64
Functietest
Het bereik van de detector wordt zonder de frontafdekking verhoogd. Daarom moet deze
bij het afstellen van de sensor en bij het controleren van de uitgangen aangebracht zijn.
Pas het bereik aan de hand van de onderstaande tabel aan. Draai en buig het objectief
over het bereik om het volledige bereik te detecteren. Door het indrukken van de
programmatoets gaat de rode indicatie branden en wordt impulstelling „1” automatisch
vastgelegd. Het apparaat kan nu worden afgesteld. De rode indicatie op de
bewegingsmelder gaat bij iedere detectie branden. De testmodus wordt 5 minuten na de
laatste detectie automatisch afgebroken.
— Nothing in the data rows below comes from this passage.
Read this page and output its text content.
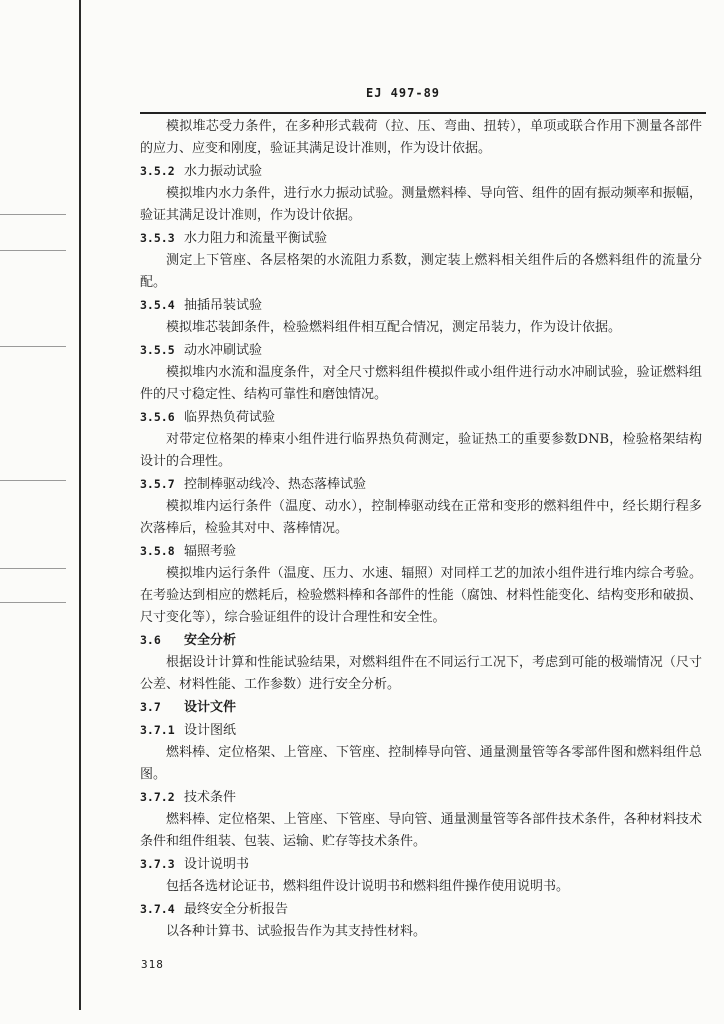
EJ 497-89

模拟堆芯受力条件，在多种形式载荷（拉、压、弯曲、扭转），单项或联合作用下测量各部件的应力、应变和刚度，验证其满足设计准则，作为设计依据。

3.5.2 水力振动试验

模拟堆内水力条件，进行水力振动试验。测量燃料棒、导向管、组件的固有振动频率和振幅，验证其满足设计准则，作为设计依据。

3.5.3 水力阻力和流量平衡试验

测定上下管座、各层格架的水流阻力系数，测定装上燃料相关组件后的各燃料组件的流量分配。

3.5.4 抽插吊装试验

模拟堆芯装卸条件，检验燃料组件相互配合情况，测定吊装力，作为设计依据。

3.5.5 动水冲刷试验

模拟堆内水流和温度条件，对全尺寸燃料组件模拟件或小组件进行动水冲刷试验，验证燃料组件的尺寸稳定性、结构可靠性和磨蚀情况。

3.5.6 临界热负荷试验

对带定位格架的棒束小组件进行临界热负荷测定，验证热工的重要参数DNB，检验格架结构设计的合理性。

3.5.7 控制棒驱动线冷、热态落棒试验

模拟堆内运行条件（温度、动水），控制棒驱动线在正常和变形的燃料组件中，经长期行程多次落棒后，检验其对中、落棒情况。

3.5.8 辐照考验

模拟堆内运行条件（温度、压力、水速、辐照）对同样工艺的加浓小组件进行堆内综合考验。在考验达到相应的燃耗后，检验燃料棒和各部件的性能（腐蚀、材料性能变化、结构变形和破损、尺寸变化等），综合验证组件的设计合理性和安全性。

3.6 安全分析

根据设计计算和性能试验结果，对燃料组件在不同运行工况下，考虑到可能的极端情况（尺寸公差、材料性能、工作参数）进行安全分析。

3.7 设计文件
3.7.1 设计图纸

燃料棒、定位格架、上管座、下管座、控制棒导向管、通量测量管等各零部件图和燃料组件总图。

3.7.2 技术条件

燃料棒、定位格架、上管座、下管座、导向管、通量测量管等各部件技术条件，各种材料技术条件和组件组装、包装、运输、贮存等技术条件。

3.7.3 设计说明书

包括各选材论证书，燃料组件设计说明书和燃料组件操作使用说明书。

3.7.4 最终安全分析报告

以各种计算书、试验报告作为其支持性材料。

318
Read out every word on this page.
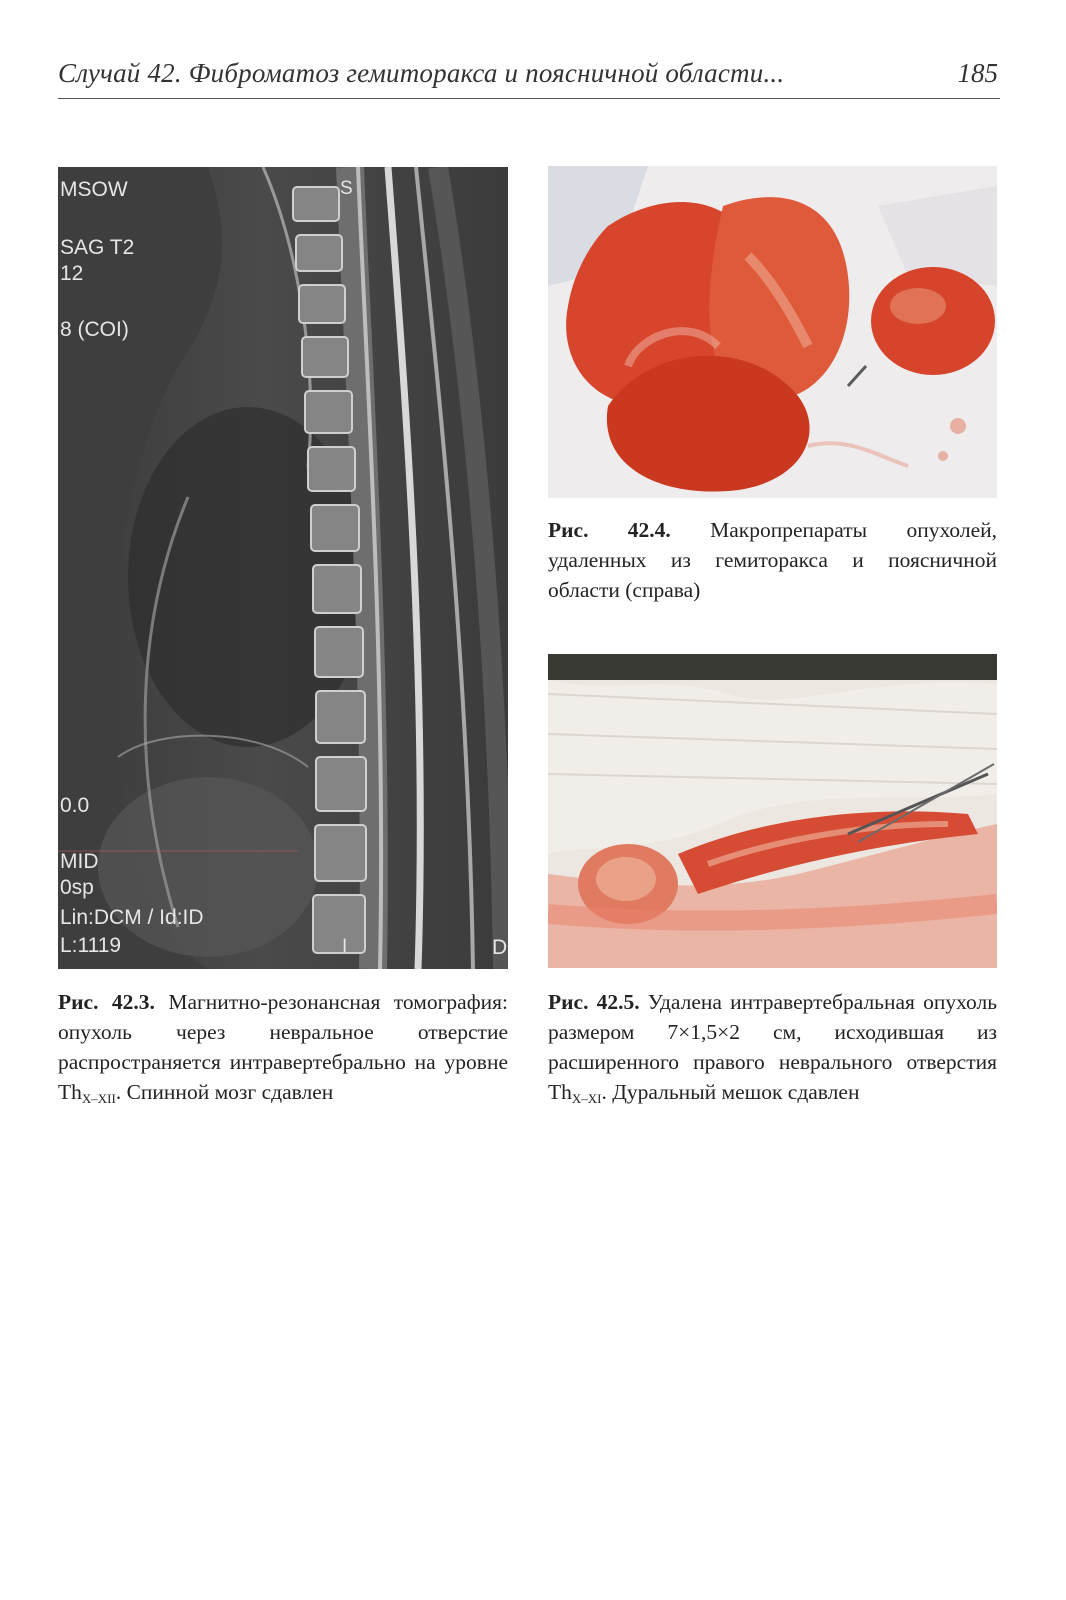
Случай 42. Фиброматоз гемиторакса и поясничной области...	185
MSOW
SAG T2
12
8 (COI)
0.0
MID
0sp
Lin:DCM / Id:ID
L:1119
S
I	D
Рис. 42.3. Магнитно-резонансная томография: опухоль через невральное отверстие распространяется интравертебрально на уровне $Th_{X-XII}$. Спинной мозг сдавлен
Рис. 42.4. Макропрепараты опухолей, удаленных из гемиторакса и поясничной области (справа)
Рис. 42.5. Удалена интравертебральная опухоль размером 7×1,5×2 см, исходившая из расширенного правого неврального отверстия $Th_{X-XI}$. Дуральный мешок сдавлен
Wanneer de testmodus niet afgebroken wordt,
dient u de stroomtoevoer te onderbreken en de testmodus opnieuw te starten.
Afstellen en afdekken
Het multifunctionele objectief genereert in de bewegingsmelder 7 stralen met een lang
bereik en een gordijn van 7 stralen met een gemiddeld tot kort bereik. Bewegingen
loodrecht op de stralen geven het beste resultaat en het grootste detectiebereik, terwijl
bewegingen naar de melder toe een zwakker resultaat tot gevolg hebben. Het toestel
detecteert temperatuurveranderingen en bewegingen in het stralenraster. Daarom moet er
bij de plaatsing van de melder rekening worden gehouden met objecten zoals bomen,
struiken, vijvers, warmtewisselaars van airconditioners en dieren. De melder bevat twee
schuifkleppen om de aftasthoek te verkleinen. Om het stralenraster nog verder te beperken
worden extra kleppen meegeleverd (bijv. wanneer een minimale aftasthoek van 10 graden
nodig is).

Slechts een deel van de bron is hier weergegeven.